Révision de la loi sur la police des chiens terminée: publication du rapport de la commission du Grand Conseil
Communiqué de presse
Publié le 14 novembre 2013
Partenaire(s)
Loi sur la police des chiens
La commission ad hoc constituée au début de cette année pour l'analyse des exposés des motifs et projets de loi modifiant la loi sur la police des chiens a terminé ses travaux et publie ce jour son rapport. Par une très large majorité, elle recommande l'entrée en matière au Grand Conseil, avec une série d'amendements.

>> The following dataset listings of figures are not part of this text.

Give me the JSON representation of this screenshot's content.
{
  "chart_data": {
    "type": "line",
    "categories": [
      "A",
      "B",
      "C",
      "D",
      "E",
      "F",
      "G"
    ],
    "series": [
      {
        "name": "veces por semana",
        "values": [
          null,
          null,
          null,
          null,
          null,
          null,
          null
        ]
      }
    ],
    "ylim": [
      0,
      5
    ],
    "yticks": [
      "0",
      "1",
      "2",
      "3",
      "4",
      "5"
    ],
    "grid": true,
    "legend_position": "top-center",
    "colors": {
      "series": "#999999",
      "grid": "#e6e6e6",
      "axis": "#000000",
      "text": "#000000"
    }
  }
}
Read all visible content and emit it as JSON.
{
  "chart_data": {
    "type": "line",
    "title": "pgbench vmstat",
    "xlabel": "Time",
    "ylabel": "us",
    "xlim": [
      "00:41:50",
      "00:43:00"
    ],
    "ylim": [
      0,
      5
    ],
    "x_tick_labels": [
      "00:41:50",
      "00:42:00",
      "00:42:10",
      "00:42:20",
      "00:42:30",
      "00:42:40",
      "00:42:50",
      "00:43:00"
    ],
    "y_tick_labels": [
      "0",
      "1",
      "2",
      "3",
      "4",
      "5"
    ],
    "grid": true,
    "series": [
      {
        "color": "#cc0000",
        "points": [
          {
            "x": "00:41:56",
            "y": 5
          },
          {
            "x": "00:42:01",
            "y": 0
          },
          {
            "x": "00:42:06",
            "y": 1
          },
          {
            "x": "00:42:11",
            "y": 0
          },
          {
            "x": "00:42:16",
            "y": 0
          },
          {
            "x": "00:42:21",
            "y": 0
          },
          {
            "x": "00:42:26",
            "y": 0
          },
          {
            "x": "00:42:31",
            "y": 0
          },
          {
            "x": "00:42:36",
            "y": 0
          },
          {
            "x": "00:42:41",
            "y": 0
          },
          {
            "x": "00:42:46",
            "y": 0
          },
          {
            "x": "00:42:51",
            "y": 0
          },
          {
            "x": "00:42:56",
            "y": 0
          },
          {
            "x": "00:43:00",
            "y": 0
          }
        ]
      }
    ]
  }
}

Touchant un domaine éminemment sensible, la commission a pris soin, dans un premier temps, de procéder à diverses auditions avant de se concentrer sur l'analyse des objets dont elle avait la charge. Ses travaux se sont articulés en deux temps : deux séances en janvier – février 2013 portant principalement sur les auditions et deux séances en août – septembre 2013 pour l'analyse concrète des modifications législatives. Ce calendrier particulier a découlé de la nécessité d'intégrer la motion Christen, portant sur l'applique dentaire, dans la révision générale proposée par le Conseil d'Etat.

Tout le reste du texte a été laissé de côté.